A recruitment crisis is looming in teacher training, hitting both undergraduate and postgraduate courses, it emerged this week.
Experts predict the biggest drop for a decade in places filled on Post Graduate Certificate in Education courses, while around 80 per cent of Bachelor of Education courses have joined clearing. The take-up in PGCE programmes is reported to be around 13 per cent down on last year.
Latest figures from the Graduate Teacher Training Registry reveal big drops in shortage subjects for secondary PGCE, with only information technology and classics making significant ground on last year.
Physics is worst hit, with a 36 per cent fall in applications, followed by chemistry and German, down 23 per cent, and mathematics, down 22 per cent. Other subjects which in the past have had less trouble attracting applicants, including geography and art, are also facing recruitment problems.
Even some of the most prestigious teacher training institutions have been affected. Durham University still has a quarter of its secondary PGCE places left to fill.
Richard Gott, professor of education at Durham, said it was the first time that more popular subjects like geography had been hit by a teacher training recruitment slump. He said that on the evidence so far, the Teacher Training Agency's advertising recruitment campaign had not worked.
Goldsmiths College reported that it was still trying to fill PGCE places, particularly in maths, the sciences and languages. Meanwhile, the Universities and Colleges Admissions Service said applications for BEd courses were 15 per cent down.

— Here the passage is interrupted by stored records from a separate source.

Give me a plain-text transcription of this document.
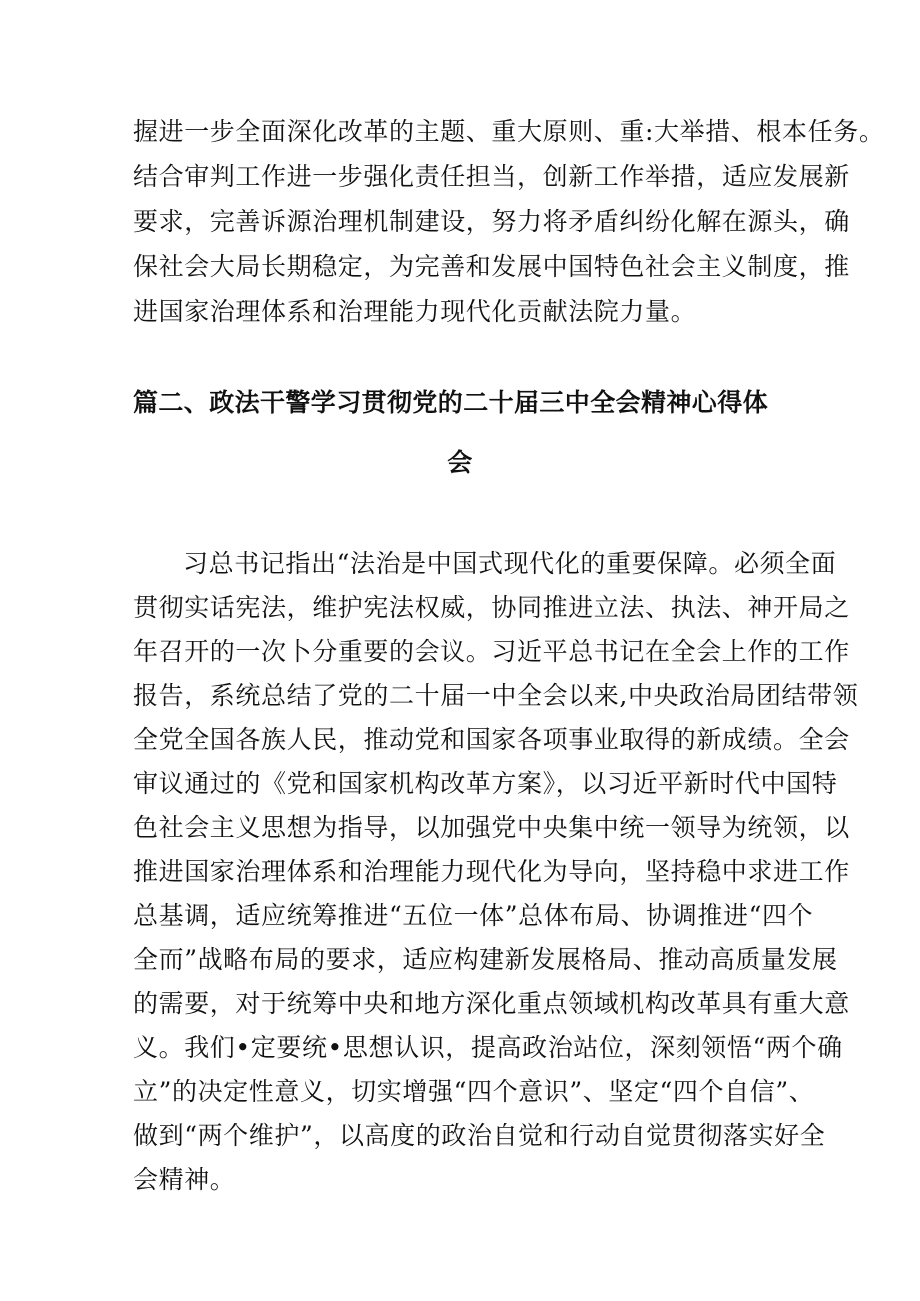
握进一步全面深化改革的主题、重大原则、重:大举措、根本任务。
结合审判工作进一步强化责任担当，创新工作举措，适应发展新
要求，完善诉源治理机制建设，努力将矛盾纠纷化解在源头，确
保社会大局长期稳定，为完善和发展中国特色社会主义制度，推
进国家治理体系和治理能力现代化贡献法院力量。
篇二、政法干警学习贯彻党的二十届三中全会精神心得体
会
习总书记指出“法治是中国式现代化的重要保障。必须全面
贯彻实话宪法，维护宪法权威，协同推进立法、执法、神开局之
年召开的一次卜分重要的会议。习近平总书记在全会上作的工作
报告，系统总结了党的二十届一中全会以来,中央政治局团结带领
全党全国各族人民，推动党和国家各项事业取得的新成绩。全会
审议通过的《党和国家机构改革方案》，以习近平新时代中国特
色社会主义思想为指导，以加强党中央集中统一领导为统领，以
推进国家治理体系和治理能力现代化为导向，坚持稳中求进工作
总基调，适应统筹推进“五位一体”总体布局、协调推进“四个
全而”战略布局的要求，适应构建新发展格局、推动高质量发展
的需要，对于统筹中央和地方深化重点领域机构改革具有重大意
义。我们•定要统•思想认识，提高政治站位，深刻领悟“两个确
立”的决定性意义，切实增强“四个意识”、坚定“四个自信”、
做到“两个维护”，以高度的政治自觉和行动自觉贯彻落实好全
会精神。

Tony Higgins, UCAS chief executive, said teacher training was suffering alongside other "caring" subjects such as nursing and social services, while more "hard-nosed" courses like business studies and marketing were filling up.
"Students appear to be aware that they may be graduating with bigger debts and therefore need to take subjects preparing them for the better paid professions," he said.
It was likely that a growing number of would-be teachers would shun the four-year BEd in favour of a three-year general degree followed by a fee-free PGCE, he added.
John Howson, education consultant, said the situation would have been worse without the TTA recruitment campaign.
A spokesman for the TTA said: "Although we must be concerned about the current figures, we set out a recruitment strategy for five years. We knew this would be something that would take quite a while to turn around."